Unionist minister Contending that the renewed campaign against partition, both north and south of the border, necessitated unequivocal unionist unity, Midgley resigned abruptly as CWLP chairman and entered the unionist party (September 1947). He also joined the Orange order, and subsequently the Royal Black Preceptory. In the February 1949 Stormont election, soon after the declaration of the republic by the Dublin government, he enjoyed the most resounding election victory of his career, drawing 85 per cent of the vote. Briefly minister of labour and national insurance (November 1949–January 1950), amid a cabinet crisis arising from protestant disquiet with terms of the 1947 education act, he was shifted to minister of education (1950–57). Notwithstanding his trenchant criticisms of educational policy, he proved pragmatic once in office, and oversaw a departmental review concluding that fundamental change in the education system was not possible. Failing to secure cabinet approval for a policy of inducing voluntary schools by a phased reduction in grants to accept ‘four and two’ management committees comprising parental and civic representation, he conceded publicly that voluntary schools were an ‘inevitable and essential’ component of education in Northern Ireland. While expansion of the new system of secondary intermediate schools mandated by the 1947 act was delayed for some years amid recalcitrance within local authorities and economic stagnation, after 1953 progress was rapid, allowing Midgley to intensify the construction of new school buildings, and raise the school leaving age to 15 (1957). He made important strides in teacher training, provision of state scholarships, and education for disabled students. Though a competent administrator, he alienated senior civil servants with the ebullient informality of his style.

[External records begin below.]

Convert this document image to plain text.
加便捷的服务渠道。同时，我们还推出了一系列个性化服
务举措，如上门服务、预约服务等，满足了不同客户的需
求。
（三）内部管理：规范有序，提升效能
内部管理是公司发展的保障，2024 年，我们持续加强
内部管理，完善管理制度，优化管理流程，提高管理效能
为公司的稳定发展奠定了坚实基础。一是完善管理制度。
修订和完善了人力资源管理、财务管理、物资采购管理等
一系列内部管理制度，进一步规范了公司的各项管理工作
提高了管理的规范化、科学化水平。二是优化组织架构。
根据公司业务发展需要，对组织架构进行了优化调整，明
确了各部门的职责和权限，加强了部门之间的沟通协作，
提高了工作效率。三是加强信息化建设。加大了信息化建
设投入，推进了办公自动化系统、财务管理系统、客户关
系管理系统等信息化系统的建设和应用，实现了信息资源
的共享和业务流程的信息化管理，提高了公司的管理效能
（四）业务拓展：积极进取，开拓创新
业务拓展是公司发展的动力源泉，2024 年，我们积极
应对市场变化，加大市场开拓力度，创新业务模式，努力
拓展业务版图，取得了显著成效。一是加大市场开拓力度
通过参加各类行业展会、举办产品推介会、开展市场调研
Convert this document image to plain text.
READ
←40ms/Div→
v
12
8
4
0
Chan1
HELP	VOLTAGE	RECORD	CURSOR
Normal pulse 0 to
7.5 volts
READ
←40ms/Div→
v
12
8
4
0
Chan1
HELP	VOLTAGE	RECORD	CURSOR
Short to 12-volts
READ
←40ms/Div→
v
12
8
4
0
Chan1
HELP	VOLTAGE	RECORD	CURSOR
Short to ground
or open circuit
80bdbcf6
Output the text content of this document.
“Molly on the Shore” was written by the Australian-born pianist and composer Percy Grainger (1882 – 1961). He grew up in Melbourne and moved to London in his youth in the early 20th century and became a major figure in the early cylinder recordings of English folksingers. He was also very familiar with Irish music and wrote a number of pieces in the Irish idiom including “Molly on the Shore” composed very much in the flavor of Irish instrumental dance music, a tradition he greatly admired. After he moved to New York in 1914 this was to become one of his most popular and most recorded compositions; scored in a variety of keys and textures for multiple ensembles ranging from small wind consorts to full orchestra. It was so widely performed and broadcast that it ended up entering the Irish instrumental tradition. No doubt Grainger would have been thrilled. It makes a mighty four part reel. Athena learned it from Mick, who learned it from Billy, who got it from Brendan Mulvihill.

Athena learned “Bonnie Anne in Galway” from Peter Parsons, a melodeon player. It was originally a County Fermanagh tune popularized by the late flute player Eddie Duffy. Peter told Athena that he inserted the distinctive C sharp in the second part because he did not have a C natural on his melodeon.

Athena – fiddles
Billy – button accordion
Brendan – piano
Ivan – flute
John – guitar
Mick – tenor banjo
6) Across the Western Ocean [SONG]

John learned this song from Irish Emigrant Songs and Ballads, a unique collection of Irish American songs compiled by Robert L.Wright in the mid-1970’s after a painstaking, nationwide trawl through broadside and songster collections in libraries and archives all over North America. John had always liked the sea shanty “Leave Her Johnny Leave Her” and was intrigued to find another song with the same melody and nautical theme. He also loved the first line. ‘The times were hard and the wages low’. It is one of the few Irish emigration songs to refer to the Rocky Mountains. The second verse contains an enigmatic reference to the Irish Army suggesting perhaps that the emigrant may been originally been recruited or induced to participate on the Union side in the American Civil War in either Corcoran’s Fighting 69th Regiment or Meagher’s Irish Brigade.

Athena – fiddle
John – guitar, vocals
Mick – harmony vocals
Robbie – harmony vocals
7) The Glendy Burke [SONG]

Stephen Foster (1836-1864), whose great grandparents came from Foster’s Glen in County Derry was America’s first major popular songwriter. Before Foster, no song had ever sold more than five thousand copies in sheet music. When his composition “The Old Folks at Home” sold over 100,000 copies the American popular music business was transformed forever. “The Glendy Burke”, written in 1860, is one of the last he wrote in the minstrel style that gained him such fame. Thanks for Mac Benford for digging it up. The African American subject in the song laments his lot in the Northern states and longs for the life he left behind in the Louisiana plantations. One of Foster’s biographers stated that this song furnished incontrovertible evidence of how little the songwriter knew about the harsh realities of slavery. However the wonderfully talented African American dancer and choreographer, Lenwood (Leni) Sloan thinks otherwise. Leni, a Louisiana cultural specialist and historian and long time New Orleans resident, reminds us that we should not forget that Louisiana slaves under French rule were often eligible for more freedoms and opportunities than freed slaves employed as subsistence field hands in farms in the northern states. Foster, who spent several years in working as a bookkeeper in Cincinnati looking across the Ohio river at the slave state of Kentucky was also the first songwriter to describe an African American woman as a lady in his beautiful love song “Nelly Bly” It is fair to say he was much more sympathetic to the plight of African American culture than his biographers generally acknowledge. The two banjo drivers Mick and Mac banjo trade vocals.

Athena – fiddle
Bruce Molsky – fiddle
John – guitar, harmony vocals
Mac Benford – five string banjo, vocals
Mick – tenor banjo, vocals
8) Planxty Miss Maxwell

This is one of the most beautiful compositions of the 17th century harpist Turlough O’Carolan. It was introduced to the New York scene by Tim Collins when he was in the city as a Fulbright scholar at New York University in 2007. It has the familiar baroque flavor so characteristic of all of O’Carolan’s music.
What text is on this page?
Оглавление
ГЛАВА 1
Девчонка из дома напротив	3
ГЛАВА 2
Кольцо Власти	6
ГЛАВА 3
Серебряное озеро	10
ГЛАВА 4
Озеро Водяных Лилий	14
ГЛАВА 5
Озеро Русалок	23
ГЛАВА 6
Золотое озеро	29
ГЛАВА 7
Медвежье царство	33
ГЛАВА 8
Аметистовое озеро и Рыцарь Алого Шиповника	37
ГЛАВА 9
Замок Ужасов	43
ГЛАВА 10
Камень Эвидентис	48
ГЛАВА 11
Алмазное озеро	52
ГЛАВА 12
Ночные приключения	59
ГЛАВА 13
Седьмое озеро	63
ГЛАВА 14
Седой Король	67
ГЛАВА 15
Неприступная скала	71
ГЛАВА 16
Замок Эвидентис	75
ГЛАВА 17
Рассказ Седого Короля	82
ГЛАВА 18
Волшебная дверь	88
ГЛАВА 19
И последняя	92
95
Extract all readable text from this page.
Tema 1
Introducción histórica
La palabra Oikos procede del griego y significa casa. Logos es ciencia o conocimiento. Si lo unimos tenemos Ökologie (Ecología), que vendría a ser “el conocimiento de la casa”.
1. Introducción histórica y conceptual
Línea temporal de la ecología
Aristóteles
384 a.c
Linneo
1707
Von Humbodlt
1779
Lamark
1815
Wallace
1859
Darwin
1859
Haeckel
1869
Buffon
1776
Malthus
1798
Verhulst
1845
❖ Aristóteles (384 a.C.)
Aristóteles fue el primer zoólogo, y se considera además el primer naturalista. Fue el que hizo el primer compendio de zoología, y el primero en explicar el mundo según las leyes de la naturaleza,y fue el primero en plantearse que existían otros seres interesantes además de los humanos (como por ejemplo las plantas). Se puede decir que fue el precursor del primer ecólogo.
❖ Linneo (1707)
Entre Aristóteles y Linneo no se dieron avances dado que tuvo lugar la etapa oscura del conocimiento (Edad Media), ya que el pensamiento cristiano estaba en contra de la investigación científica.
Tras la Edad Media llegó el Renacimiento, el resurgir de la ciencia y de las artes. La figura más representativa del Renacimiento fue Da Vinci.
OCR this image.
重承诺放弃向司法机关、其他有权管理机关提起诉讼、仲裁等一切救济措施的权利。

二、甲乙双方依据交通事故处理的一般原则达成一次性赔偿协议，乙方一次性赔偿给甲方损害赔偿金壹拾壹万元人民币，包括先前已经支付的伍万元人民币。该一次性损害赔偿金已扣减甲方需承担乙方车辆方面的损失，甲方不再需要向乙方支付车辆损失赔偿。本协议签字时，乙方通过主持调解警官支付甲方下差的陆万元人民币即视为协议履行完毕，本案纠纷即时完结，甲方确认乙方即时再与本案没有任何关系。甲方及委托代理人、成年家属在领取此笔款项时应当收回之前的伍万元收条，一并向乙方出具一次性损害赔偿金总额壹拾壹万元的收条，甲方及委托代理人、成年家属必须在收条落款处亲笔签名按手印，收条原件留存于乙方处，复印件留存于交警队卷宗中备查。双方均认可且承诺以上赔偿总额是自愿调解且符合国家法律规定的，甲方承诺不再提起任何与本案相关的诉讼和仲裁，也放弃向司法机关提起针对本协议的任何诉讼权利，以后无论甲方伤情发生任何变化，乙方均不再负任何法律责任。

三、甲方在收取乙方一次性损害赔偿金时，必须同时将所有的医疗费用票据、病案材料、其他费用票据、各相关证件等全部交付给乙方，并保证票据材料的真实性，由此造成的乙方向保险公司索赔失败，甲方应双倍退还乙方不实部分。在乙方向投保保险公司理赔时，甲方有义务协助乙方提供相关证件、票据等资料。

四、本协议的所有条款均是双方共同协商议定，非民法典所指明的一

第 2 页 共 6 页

Countering his ministerial moderation with demagogic rhetoric, he delighted unionist hard-liners on constitutional and sectarian issues. He counselled protestants not to sell lands for the building of catholic schools, asserted that ‘all the minority are traitors’, and described the Vatican and the Kremlin as competing, but equivalent, centres of authoritarian tyranny. His equation of the British commonwealth with ‘all that is best in the human race’ had racist overtones in an age of anti-colonial awakening.
A member in early adulthood of Agnes St. presbyterian church, in the 1920s he attended the York St. unitarian church of socialist clergyman A. L. Agnew. After the second world war, he lived on Cedar Avenue. His last residence was at 5 Knutsford Drive. A fervent supporter and sometime chairman of Linfield football club, he was an avid reader of novels, and a passionate devotee of classical music and grand opera. After falling ill while attending the conference of the Ulster Teachers’ Union, he suffered a heart attack in his home and died the next day (29 April 1957). He was buried from Carlisle Memorial methodist church.